Bella aguantó la respiración mientras lo intentaba. Bajó las manos e introdujo la cinta por ese hueco. Se quedó enganchada en la balda, así que agitó las manos hasta que se soltó. Deslizó sus ligaduras por debajo de la balda, de modo que solo estaba atada la parte más baja de la estantería. Lo único que la mantenía allí era esa parte de la pata y el suelo sobre el que se apoyaba. Si pudiera levantar de alguna forma la estantería, podría pasar la cinta por debajo y liberarse.

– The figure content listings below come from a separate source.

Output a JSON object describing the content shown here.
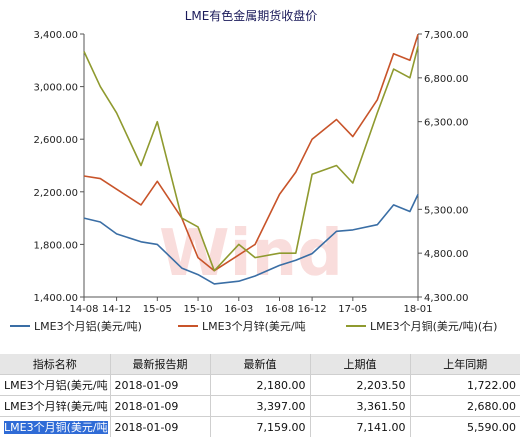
{
  "chart_data": {
    "type": "line",
    "title": "LME有色金属期货收盘价",
    "x_ticks": [
      "14-08",
      "14-12",
      "15-05",
      "15-10",
      "16-03",
      "16-08",
      "16-12",
      "17-05",
      "18-01"
    ],
    "left_axis": {
      "ticks": [
        "1,400.00",
        "1,800.00",
        "2,200.00",
        "2,600.00",
        "3,000.00",
        "3,400.00"
      ],
      "ylim": [
        1400,
        3400
      ]
    },
    "right_axis": {
      "ticks": [
        "4,300.00",
        "4,800.00",
        "5,300.00",
        "6,300.00",
        "6,800.00",
        "7,300.00"
      ],
      "ylim": [
        4300,
        7300
      ]
    },
    "series": [
      {
        "name": "LME3个月铝(美元/吨)",
        "axis": "left",
        "color": "#3a6ea5",
        "x": [
          "14-08",
          "14-10",
          "14-12",
          "15-03",
          "15-05",
          "15-08",
          "15-10",
          "15-12",
          "16-03",
          "16-05",
          "16-08",
          "16-10",
          "16-12",
          "17-03",
          "17-05",
          "17-08",
          "17-10",
          "17-12",
          "18-01"
        ],
        "values": [
          2000,
          1970,
          1880,
          1820,
          1800,
          1620,
          1570,
          1500,
          1520,
          1560,
          1640,
          1680,
          1730,
          1900,
          1910,
          1950,
          2100,
          2050,
          2180
        ]
      },
      {
        "name": "LME3个月锌(美元/吨",
        "axis": "left",
        "color": "#c8542a",
        "x": [
          "14-08",
          "14-10",
          "14-12",
          "15-03",
          "15-05",
          "15-08",
          "15-10",
          "15-12",
          "16-03",
          "16-05",
          "16-08",
          "16-10",
          "16-12",
          "17-03",
          "17-05",
          "17-08",
          "17-10",
          "17-12",
          "18-01"
        ],
        "values": [
          2320,
          2300,
          2220,
          2100,
          2280,
          2000,
          1700,
          1600,
          1720,
          1800,
          2180,
          2350,
          2600,
          2750,
          2620,
          2900,
          3250,
          3200,
          3397
        ]
      },
      {
        "name": "LME3个月铜(美元/吨)(右)",
        "axis": "right",
        "color": "#8f9a2f",
        "x": [
          "14-08",
          "14-10",
          "14-12",
          "15-03",
          "15-05",
          "15-08",
          "15-10",
          "15-12",
          "16-03",
          "16-05",
          "16-08",
          "16-10",
          "16-12",
          "17-03",
          "17-05",
          "17-08",
          "17-10",
          "17-12",
          "18-01"
        ],
        "values": [
          7100,
          6700,
          6400,
          5800,
          6300,
          5200,
          5100,
          4600,
          4900,
          4750,
          4800,
          4800,
          5700,
          5800,
          5600,
          6400,
          6900,
          6800,
          7159
        ]
      }
    ],
    "grid": false,
    "legend_position": "bottom",
    "watermark": "Wind"
  },
  "table": {
    "headers": [
      "指标名称",
      "最新报告期",
      "最新值",
      "上期值",
      "上年同期"
    ],
    "rows": [
      {
        "name": "LME3个月铝(美元/吨",
        "date": "2018-01-09",
        "latest": "2,180.00",
        "previous": "2,203.50",
        "last_year": "1,722.00"
      },
      {
        "name": "LME3个月锌(美元/吨",
        "date": "2018-01-09",
        "latest": "3,397.00",
        "previous": "3,361.50",
        "last_year": "2,680.00"
      },
      {
        "name": "LME3个月铜(美元/吨",
        "date": "2018-01-09",
        "latest": "7,159.00",
        "previous": "7,141.00",
        "last_year": "5,590.00"
      }
    ]
  }
}
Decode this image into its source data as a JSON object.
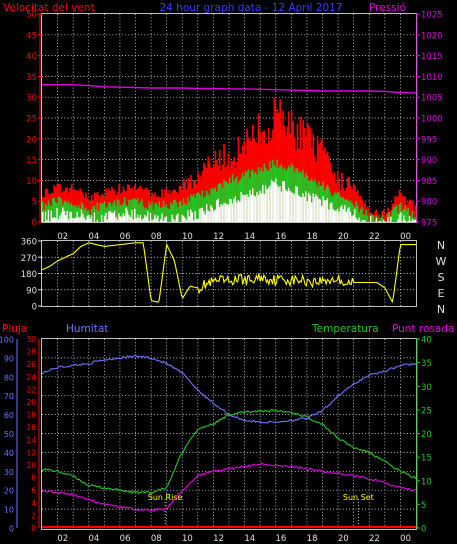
{
  "header": {
    "wind_label": "Velocitat del vent",
    "title": "24 hour graph data - 12 April 2017",
    "pressure_label": "Pressió"
  },
  "middle": {
    "compass": [
      "N",
      "W",
      "S",
      "E",
      "N"
    ]
  },
  "lower_header": {
    "rain_label": "Pluja",
    "humidity_label": "Humitat",
    "temp_label": "Temperatura",
    "dew_label": "Punt rosada"
  },
  "annotations": {
    "sunrise": "Sun Rise",
    "sunset": "Sun Set"
  },
  "x_ticks": [
    "02",
    "04",
    "06",
    "08",
    "10",
    "12",
    "14",
    "16",
    "18",
    "20",
    "22",
    "00"
  ],
  "colors": {
    "wind_max": "#ff0000",
    "wind_avg": "#22c622",
    "wind_min": "#ffffff",
    "pressure": "#e000e0",
    "direction": "#ffff00",
    "humidity": "#7070ff",
    "temperature": "#22c622",
    "dew": "#e000e0",
    "rain": "#ff0000",
    "grid": "#ffffff"
  },
  "chart_data": [
    {
      "type": "area",
      "title": "",
      "xlabel": "",
      "ylabel": "Velocitat del vent",
      "ylim": [
        0,
        50
      ],
      "y2label": "Pressió",
      "y2lim": [
        975,
        1025
      ],
      "y_ticks": [
        0,
        5,
        10,
        15,
        20,
        25,
        30,
        35,
        40,
        45,
        50
      ],
      "y2_ticks": [
        975,
        980,
        985,
        990,
        995,
        1000,
        1005,
        1010,
        1015,
        1020,
        1025
      ],
      "x_hours": [
        0,
        1,
        2,
        3,
        4,
        5,
        6,
        7,
        8,
        9,
        10,
        11,
        12,
        13,
        14,
        15,
        16,
        17,
        18,
        19,
        20,
        21,
        22,
        23,
        24
      ],
      "series": [
        {
          "name": "wind_max",
          "axis": "y",
          "values": [
            7,
            8,
            8,
            6,
            7,
            8,
            8,
            7,
            7,
            9,
            11,
            14,
            16,
            18,
            22,
            25,
            23,
            20,
            16,
            10,
            9,
            3,
            2,
            7,
            3
          ]
        },
        {
          "name": "wind_avg",
          "axis": "y",
          "values": [
            4,
            5,
            5,
            3,
            4,
            5,
            5,
            4,
            4,
            5,
            6,
            8,
            10,
            11,
            13,
            14,
            13,
            11,
            9,
            6,
            5,
            1,
            1,
            4,
            1
          ]
        },
        {
          "name": "wind_min",
          "axis": "y",
          "values": [
            1,
            2,
            2,
            1,
            1,
            2,
            2,
            1,
            1,
            1,
            2,
            4,
            5,
            6,
            8,
            9,
            8,
            6,
            5,
            3,
            2,
            0,
            0,
            1,
            0
          ]
        },
        {
          "name": "pressure",
          "axis": "y2",
          "values": [
            1008,
            1008,
            1008,
            1007.8,
            1007.5,
            1007.4,
            1007.3,
            1007.2,
            1007.2,
            1007.2,
            1007.1,
            1007.1,
            1007.0,
            1007.0,
            1006.9,
            1006.8,
            1006.7,
            1006.6,
            1006.5,
            1006.5,
            1006.5,
            1006.5,
            1006.4,
            1006.1,
            1006.0
          ]
        }
      ]
    },
    {
      "type": "line",
      "title": "",
      "ylabel": "",
      "ylim": [
        0,
        360
      ],
      "y_ticks": [
        0,
        90,
        180,
        270,
        360
      ],
      "x_hours": [
        0,
        0.5,
        1,
        1.5,
        2,
        2.5,
        3,
        3.5,
        4,
        4.5,
        5,
        5.5,
        6,
        6.5,
        7,
        7.5,
        8,
        8.5,
        9,
        9.5,
        10,
        10.5,
        11,
        11.5,
        12,
        12.5,
        13,
        13.5,
        14,
        14.5,
        15,
        15.5,
        16,
        16.5,
        17,
        17.5,
        18,
        18.5,
        19,
        19.5,
        20,
        20.5,
        21,
        21.5,
        22,
        22.5,
        23,
        23.5,
        24
      ],
      "series": [
        {
          "name": "direction",
          "values": [
            200,
            220,
            250,
            270,
            290,
            330,
            350,
            340,
            330,
            335,
            340,
            345,
            350,
            350,
            30,
            20,
            340,
            250,
            40,
            110,
            100,
            120,
            130,
            140,
            135,
            150,
            145,
            140,
            160,
            150,
            145,
            150,
            140,
            145,
            140,
            135,
            140,
            145,
            150,
            130,
            130,
            130,
            130,
            130,
            100,
            20,
            340,
            340,
            340
          ]
        }
      ]
    },
    {
      "type": "line",
      "title": "",
      "xlabel": "",
      "ylabel": "Humitat",
      "ylim": [
        0,
        100
      ],
      "y2label": "Temperatura",
      "y2lim": [
        0,
        40
      ],
      "y3label": "Pluja",
      "y3lim": [
        0,
        30
      ],
      "y_ticks": [
        0,
        10,
        20,
        30,
        40,
        50,
        60,
        70,
        80,
        90,
        100
      ],
      "y2_ticks": [
        0,
        5,
        10,
        15,
        20,
        25,
        30,
        35,
        40
      ],
      "y3_ticks": [
        0,
        2,
        4,
        6,
        8,
        10,
        12,
        14,
        16,
        18,
        20,
        22,
        24,
        26,
        28,
        30
      ],
      "x_hours": [
        0,
        1,
        2,
        3,
        4,
        5,
        6,
        7,
        8,
        9,
        10,
        11,
        12,
        13,
        14,
        15,
        16,
        17,
        18,
        19,
        20,
        21,
        22,
        23,
        24
      ],
      "series": [
        {
          "name": "Humitat",
          "axis": "y",
          "values": [
            82,
            85,
            86,
            87,
            89,
            90,
            91,
            90,
            87,
            82,
            73,
            66,
            60,
            57,
            56,
            56,
            57,
            58,
            62,
            70,
            76,
            81,
            83,
            86,
            87
          ]
        },
        {
          "name": "Temperatura",
          "axis": "y2",
          "values": [
            12.5,
            12,
            11,
            9,
            8.5,
            8,
            7.5,
            7.5,
            8.5,
            16,
            21,
            22,
            24,
            24.5,
            24.8,
            24.8,
            24.5,
            23.5,
            22,
            19,
            17,
            16,
            14,
            12,
            10.5
          ]
        },
        {
          "name": "Punt rosada",
          "axis": "y2",
          "values": [
            8,
            7.5,
            7,
            6,
            5,
            4.5,
            4,
            3.8,
            4,
            8,
            11,
            12,
            12.5,
            13,
            13.5,
            13.2,
            13,
            12.5,
            12,
            11.5,
            11,
            10.5,
            9.5,
            8.5,
            8
          ]
        },
        {
          "name": "Pluja",
          "axis": "y3",
          "values": [
            0,
            0,
            0,
            0,
            0,
            0,
            0,
            0,
            0,
            0,
            0,
            0,
            0,
            0,
            0,
            0,
            0,
            0,
            0,
            0,
            0,
            0,
            0,
            0,
            0
          ]
        }
      ],
      "sunrise_hour": 7.9,
      "sunset_hour": 20.3
    }
  ]
}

Arrastró los pies atados para palpar la zona, con cuidado para que la cuba no se cayera. Se le hundieron las piernas en el canal que recorría el suelo de hormigón. Era buena idea, en realidad. Si pudiera arrastrarse hacia delante y llegar al canalón, habría espacio debajo de la pata para poder soltarse. Pero ¿cómo iba a arrastrar la estantería? Estaba pegada a ella por las muñecas y tenía los brazos a la espalda. Si no había sido capaz de usarlos para forcejear contra Neil Prescott, era imposible que pudiera levantar ese mueble tan pesado. No era tan fuerte y, si pretendía sobrevivir, debía ser consciente de sus límites. Esa no era la forma de salir de allí.
—¿Y cuál es? —intervino Edward.
Una idea: la cinta americana se había desgarrado con la balda torcida cuando había bajado las manos. Si seguía pasándola por el hueco, se seguiría desgarrando y a lo mejor conseguiría hacer pequeños agujeros en las ataduras. Pero eso le iba a llevar un rato, como el que ya había pasado aflojando la tuerca y sacando el tornillo. Neil podría volver en cualquier momento. Bella debía de llevar aproximadamente una hora sola, tal vez más.

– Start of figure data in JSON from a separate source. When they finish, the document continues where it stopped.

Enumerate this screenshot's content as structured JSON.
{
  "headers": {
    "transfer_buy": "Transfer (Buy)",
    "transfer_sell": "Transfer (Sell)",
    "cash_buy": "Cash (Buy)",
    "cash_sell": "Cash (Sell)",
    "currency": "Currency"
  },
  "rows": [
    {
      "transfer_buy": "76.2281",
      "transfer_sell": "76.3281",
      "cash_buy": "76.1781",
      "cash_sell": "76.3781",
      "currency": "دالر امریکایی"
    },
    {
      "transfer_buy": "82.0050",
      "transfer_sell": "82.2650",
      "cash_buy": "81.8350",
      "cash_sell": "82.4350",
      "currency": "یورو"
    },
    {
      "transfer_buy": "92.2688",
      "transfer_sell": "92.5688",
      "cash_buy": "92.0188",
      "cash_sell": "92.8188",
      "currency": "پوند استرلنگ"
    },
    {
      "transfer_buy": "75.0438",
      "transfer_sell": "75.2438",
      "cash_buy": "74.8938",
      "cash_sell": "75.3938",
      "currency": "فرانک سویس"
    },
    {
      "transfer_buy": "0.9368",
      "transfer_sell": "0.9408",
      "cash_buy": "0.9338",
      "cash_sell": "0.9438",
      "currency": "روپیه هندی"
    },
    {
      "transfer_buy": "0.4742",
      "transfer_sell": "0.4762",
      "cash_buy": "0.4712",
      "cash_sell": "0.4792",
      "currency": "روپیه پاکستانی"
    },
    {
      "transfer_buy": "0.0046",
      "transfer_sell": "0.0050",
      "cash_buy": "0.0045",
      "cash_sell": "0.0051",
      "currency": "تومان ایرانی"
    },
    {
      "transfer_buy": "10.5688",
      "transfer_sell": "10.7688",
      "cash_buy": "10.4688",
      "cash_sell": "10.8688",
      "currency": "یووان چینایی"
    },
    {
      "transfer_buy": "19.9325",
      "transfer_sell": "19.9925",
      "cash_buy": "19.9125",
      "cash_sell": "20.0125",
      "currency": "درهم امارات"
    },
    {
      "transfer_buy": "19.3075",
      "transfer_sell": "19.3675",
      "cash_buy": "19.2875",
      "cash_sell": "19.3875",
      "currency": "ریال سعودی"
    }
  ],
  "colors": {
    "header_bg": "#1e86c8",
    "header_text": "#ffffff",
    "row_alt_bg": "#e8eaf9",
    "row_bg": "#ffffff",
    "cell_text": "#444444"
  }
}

Sola, aunque Edward estuviese allí. Pensaba con su voz. Era su salvavidas. Su piedra angular El tiempo era un obstáculo. La fuerza de sus brazos, otro. ¿Qué le quedaba?

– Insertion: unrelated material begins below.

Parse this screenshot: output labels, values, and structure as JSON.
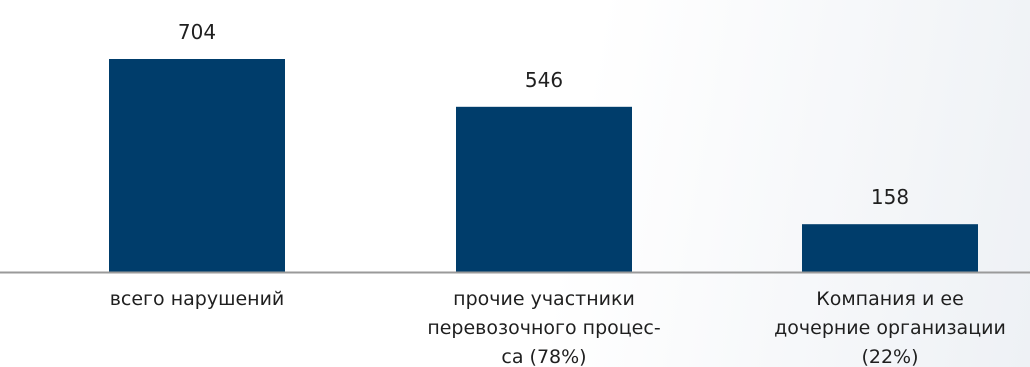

Las piernas. Tenía las piernas libres. Y, al contrario de los brazos, sí que eran fuertes. Llevaba meses corriendo para huir de los monstruos. Quizá fuera demasiado débil para tirar de la estantería, pero igual era capaz de empujarla.
Bella volvió a explorar lo desconocido con las piernas, estirándose hasta la pata trasera de la estantería. A través de la tela de las deportivas notó que no estaba pegada a la pared. Se encontraba separada unos centímetros, al menos el ancho de su pie. No había mucho espacio, pero sería suficiente. Si conseguía empujar la estantería hacia atrás, se volcaría y se recostaría contra la pared. Entonces, las patas delanteras quedarían levantadas, como un insecto bocarriba. Ese era el plan. Un buen plan. Y quizá viviría para volver a ver a todo el mundo.
Bella balanceó las piernas hacia delante y clavó los talones en el hormigón, utilizando el borde del canalón para impulsarse. Hizo fuerza con los hombros contra la estantería, aún sujetando la cuba para que no se resbalara.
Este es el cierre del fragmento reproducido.